As part of a multifaceted technical assistance project in Egypt, AIR has partnered with Intel and Egypt’s Ministry of Education (MOE) to implement science clubs in schools. The initiative promotes scientific inquiry among students in grades 5 through 9, and engages them in original science projects and research. To date, AIR has worked with local ministry representatives and school boards of trustees to establish 70 science clubs in nine governorates across Egypt, serving about 1,600 students. AIR has trained 174 teachers from various branches of science to facilitate the club activities.
"[This is the] first time I learn[ed] how to think... I feel happy I learned to do new things."
–Student from Science Clubs, Giza governorate
The science club initiative is part of AIR’s aim to support and improve the Egyptian MOE’s provision of educational services for the country’s children during a critical time. While Egyptian society is going through a complex transition toward democratization and reform, education in general – specifically, the quality of educational services – is affected by the instability.
One manifestation of this can be seen by the ongoing decline in the number of students enrolled in the science section of secondary schools, which had already begun before the Arab Spring. Parents began to compensate for what was happening with the reduction of quality instruction in the schools by supplementing their children’s education with tutoring. The cost of tutoring for math and sciences was much higher than for the arts and humanities, and the grades needed for admission to universities in the former subject areas had to be far more competitive than in the latter (Rissmann-Joyce, S., & El Nagdi, M., 2013). Beginning in the year 2000, enrollment figures show stark contrast with previous years (Egypt Ministry of Education, 2012). The following figure below, taken from MOE reports, underscore this pattern.
Figure: Proportion of Students Enrolling in Science and Arts Sections of Egypt’s Secondary Schools
Source: Rissmann-Joyce, S., and El Nagdi, M. (2013, March). A case study – Egypt’s first STEM Schools: Lessons Learned. Kuala Lumpur: Proceeding of the Global Summit on Education.

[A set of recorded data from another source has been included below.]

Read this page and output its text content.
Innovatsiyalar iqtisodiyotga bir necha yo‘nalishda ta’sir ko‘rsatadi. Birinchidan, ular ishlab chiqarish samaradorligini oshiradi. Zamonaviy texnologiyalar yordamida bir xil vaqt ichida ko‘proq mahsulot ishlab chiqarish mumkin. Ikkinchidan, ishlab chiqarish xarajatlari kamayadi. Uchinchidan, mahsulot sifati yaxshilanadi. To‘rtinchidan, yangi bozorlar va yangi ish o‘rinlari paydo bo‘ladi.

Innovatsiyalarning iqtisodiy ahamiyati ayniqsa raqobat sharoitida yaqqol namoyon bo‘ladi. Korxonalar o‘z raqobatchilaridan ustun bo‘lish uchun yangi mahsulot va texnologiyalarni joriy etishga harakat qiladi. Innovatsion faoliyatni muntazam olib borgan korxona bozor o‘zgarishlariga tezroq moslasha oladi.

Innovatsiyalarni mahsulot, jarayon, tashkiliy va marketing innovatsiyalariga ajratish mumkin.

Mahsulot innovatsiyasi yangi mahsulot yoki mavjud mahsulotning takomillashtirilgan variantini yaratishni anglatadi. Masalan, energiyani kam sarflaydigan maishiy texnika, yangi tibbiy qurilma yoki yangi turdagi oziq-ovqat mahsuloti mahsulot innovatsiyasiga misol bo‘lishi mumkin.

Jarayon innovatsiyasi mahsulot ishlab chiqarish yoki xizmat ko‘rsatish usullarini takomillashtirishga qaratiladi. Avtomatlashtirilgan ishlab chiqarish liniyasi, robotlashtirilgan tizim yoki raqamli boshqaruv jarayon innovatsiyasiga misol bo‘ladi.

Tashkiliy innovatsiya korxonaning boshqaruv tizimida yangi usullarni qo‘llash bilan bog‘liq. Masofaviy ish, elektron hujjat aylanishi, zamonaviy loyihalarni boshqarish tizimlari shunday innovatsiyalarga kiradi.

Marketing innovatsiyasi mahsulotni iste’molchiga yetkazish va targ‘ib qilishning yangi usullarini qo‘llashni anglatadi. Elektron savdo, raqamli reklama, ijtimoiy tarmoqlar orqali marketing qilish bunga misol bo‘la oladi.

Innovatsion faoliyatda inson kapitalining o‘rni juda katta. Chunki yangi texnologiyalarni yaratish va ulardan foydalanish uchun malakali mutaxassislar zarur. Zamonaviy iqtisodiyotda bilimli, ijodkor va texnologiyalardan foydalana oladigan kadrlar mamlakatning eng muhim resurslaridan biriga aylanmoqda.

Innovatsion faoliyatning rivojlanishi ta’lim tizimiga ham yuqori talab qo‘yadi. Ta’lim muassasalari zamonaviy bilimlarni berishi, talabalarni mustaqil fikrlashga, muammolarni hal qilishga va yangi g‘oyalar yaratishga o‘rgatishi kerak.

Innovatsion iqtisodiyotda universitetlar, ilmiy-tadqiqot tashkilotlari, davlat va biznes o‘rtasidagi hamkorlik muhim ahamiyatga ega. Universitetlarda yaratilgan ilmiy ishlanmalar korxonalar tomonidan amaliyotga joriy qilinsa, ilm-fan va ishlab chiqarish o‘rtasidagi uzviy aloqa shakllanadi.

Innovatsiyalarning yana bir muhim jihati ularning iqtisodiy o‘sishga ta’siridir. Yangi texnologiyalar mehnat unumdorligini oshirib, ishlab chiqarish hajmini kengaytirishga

The AIR-Intel science club activities seek to reverse the trend of students moving away from the math and sciences in Egyptian schools. The partners believe that strength in the math and sciences are critical for the economic progress and innovation of Egyptian society. As such, the AIR-Intel partnership supports students through the:
- Introduction of scientific inquiry skills;
- Implementation of a research or practical project that responds to a community problem; and,
- Participation in competitions and fairs.
AIR adopts a community-led approach that promotes building partnerships among public, private and civil society actors to support the implementation of these science clubs. The Boards of Trustees in each school community play a crucial role in assisting these clubs by linking students with universities, research centers, and experts in the fields of their projects to provide additional mentorship and support. Furthermore, AIR’s school-level interventions with the students through these clubs will complement Intel’s International Science and Engineering Fairs (ISEF) by providing a chance for students to compete in these fairs with their original projects and research.